- Abbreviation: JKPM
- President: Mohammad Hussain Padder
- Founded: 17 March 2019
- Colours: Green
- Alliance: People's Alliance for Gupkar Declaration (2020–2022)
- Seats in District Development Council: 3 / 280
- Seats in Jammu and Kashmir Legislative Assembly: 0 / 90

= Jammu & Kashmir People's Movement =

The Jammu and Kashmir People's Movement (JKPM) is a political party in Jammu and Kashmir, India.

On July 24, 2024 Mohammad Hussain Padder was chosen as President of the party.

==History==
The party was founded in 2019 by Indian Administrative Service officer Shah Faesal. As of August 2020, the party is currently headed by Mustafa Khan after the resignation of Javed Mustafa Mir.

JKPM was the leading petitioner in supreme court of India regarding the abrogation of article 370. Its members M. Hussain and Rohit Sharma are the petitioners in the supreme court of India.

After the revocation of Article 370, Faesal was detained and placed under house arrest with other leaders of Kashmir.
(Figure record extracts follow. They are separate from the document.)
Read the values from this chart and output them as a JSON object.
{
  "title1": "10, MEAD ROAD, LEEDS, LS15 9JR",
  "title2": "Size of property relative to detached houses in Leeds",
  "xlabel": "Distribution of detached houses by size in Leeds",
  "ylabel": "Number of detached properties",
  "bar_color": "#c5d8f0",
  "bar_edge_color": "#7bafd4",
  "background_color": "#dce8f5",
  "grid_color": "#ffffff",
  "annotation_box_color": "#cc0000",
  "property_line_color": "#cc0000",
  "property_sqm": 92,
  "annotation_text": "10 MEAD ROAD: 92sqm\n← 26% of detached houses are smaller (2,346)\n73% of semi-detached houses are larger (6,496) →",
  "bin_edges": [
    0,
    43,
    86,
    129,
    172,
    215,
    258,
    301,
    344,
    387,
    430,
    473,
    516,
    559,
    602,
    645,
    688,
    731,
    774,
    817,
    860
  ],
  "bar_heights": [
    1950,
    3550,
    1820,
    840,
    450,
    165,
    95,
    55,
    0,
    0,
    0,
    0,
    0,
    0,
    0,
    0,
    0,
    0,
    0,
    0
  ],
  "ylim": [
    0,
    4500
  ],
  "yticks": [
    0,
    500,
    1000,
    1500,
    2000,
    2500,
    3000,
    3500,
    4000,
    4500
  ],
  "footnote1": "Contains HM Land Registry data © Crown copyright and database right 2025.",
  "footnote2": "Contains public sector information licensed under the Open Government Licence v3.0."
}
After his release, Faesal decided to step down as president.

The party joined the People's Alliance for Gupkar Declaration in October 2020 and left in June 2022.

On 14 July 2022, some media sources stated that the Jammu and Kashmir People's Movement had merged into the Aam Aadmi Party. These claims were disputed by party vice-president Syed Iqbal Tahir, who claimed that no merger had taken place, and that such a merger would need approval from 2/3 of the party membership. However, he did confirm that some members of the some party executive, including president Dr. Mustafa Khan, had defected to the AAP.

==Platform==
The Jammu and Kashmir People's Movement invites Young and energetic youth to provide an alternative political platform for the people of all the regions of Jammu and Kashmir for electoral alliance to keep dynasty rulers away from power as they betrayed people of Jammu and Kashmir since 1947 for their personal and vested interests.